It's very easy to hate on this movie. Paul Haggis wrote it, so it should come as no surprise that the script is way too obvious when talking about geopolitical issues. Some of the action scenes are too jitterily filmed to know what's going on. In fact, all the action sequences and the filming of locales is derivative of Paul Greengrass's "Bourne" movies and "The Constant Gardener."
Some true Bond fans will also hate on the lack of gadgets, puns, and other typical Bond fare. But here's where I like the movie. Bond should not be limited to being a Roger Moore-like skirt-chasing wiseass. He's a dark, brutal mess, who surrounds himself with people who die.

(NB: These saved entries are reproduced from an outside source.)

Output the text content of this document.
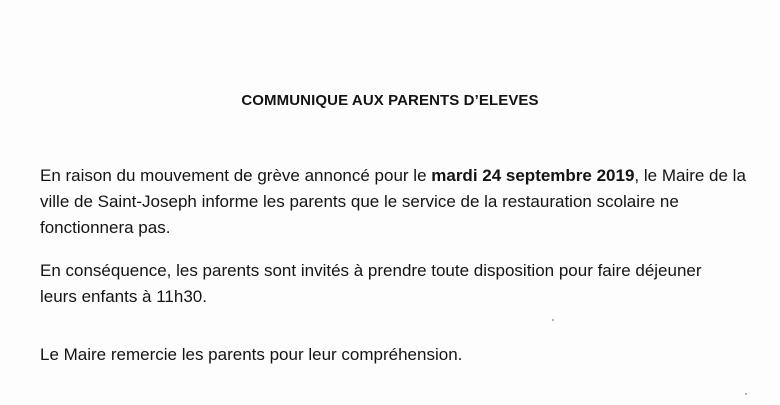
COMMUNIQUE AUX PARENTS D’ELEVES
En raison du mouvement de grève annoncé pour le mardi 24 septembre 2019, le Maire de la
ville de Saint-Joseph informe les parents que le service de la restauration scolaire ne
fonctionnera pas.
En conséquence, les parents sont invités à prendre toute disposition pour faire déjeuner
leurs enfants à 11h30.
Le Maire remercie les parents pour leur compréhension.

That's how Craig plays him, and that's what gives me hope for the next entry in the series, so long as it heads in the same direction. There's also Olga Kurylenko to consider, who is one of the better Bond women in a long time. More of the next Bond film should be like the opera scene in "Quantum," which is an artistic gunfight that plays out silently while an opera star belts out a dirge. It's finely done.
I left this film realizing just how important the director is, and how that choice is arguably more important than the right Bond actor. Marc Foster, bless his "Monster's Ball" self, just doesn't know action. That's why Michael Mann should direct the next Bond film. It would be nothing but Bond cruising around in different vehicles, listening to Audioslave or Paul Oakenfold, and there'd be hot chicks, and loud gunfights, and guys being guys, and rich people in great houses, and coke dealers wearing silk shirts, and sleazy informants, and more driving of vehicles while Audioslave plays. And it would be great.
Also, in case anyone cares, I noticed during the credits that Guillermo del Toro and Alfonso Cuaron were the voices of bar patrons. Listen for them if you happen to watch it again; I didn't hear them, and I don't know why they were in the movie.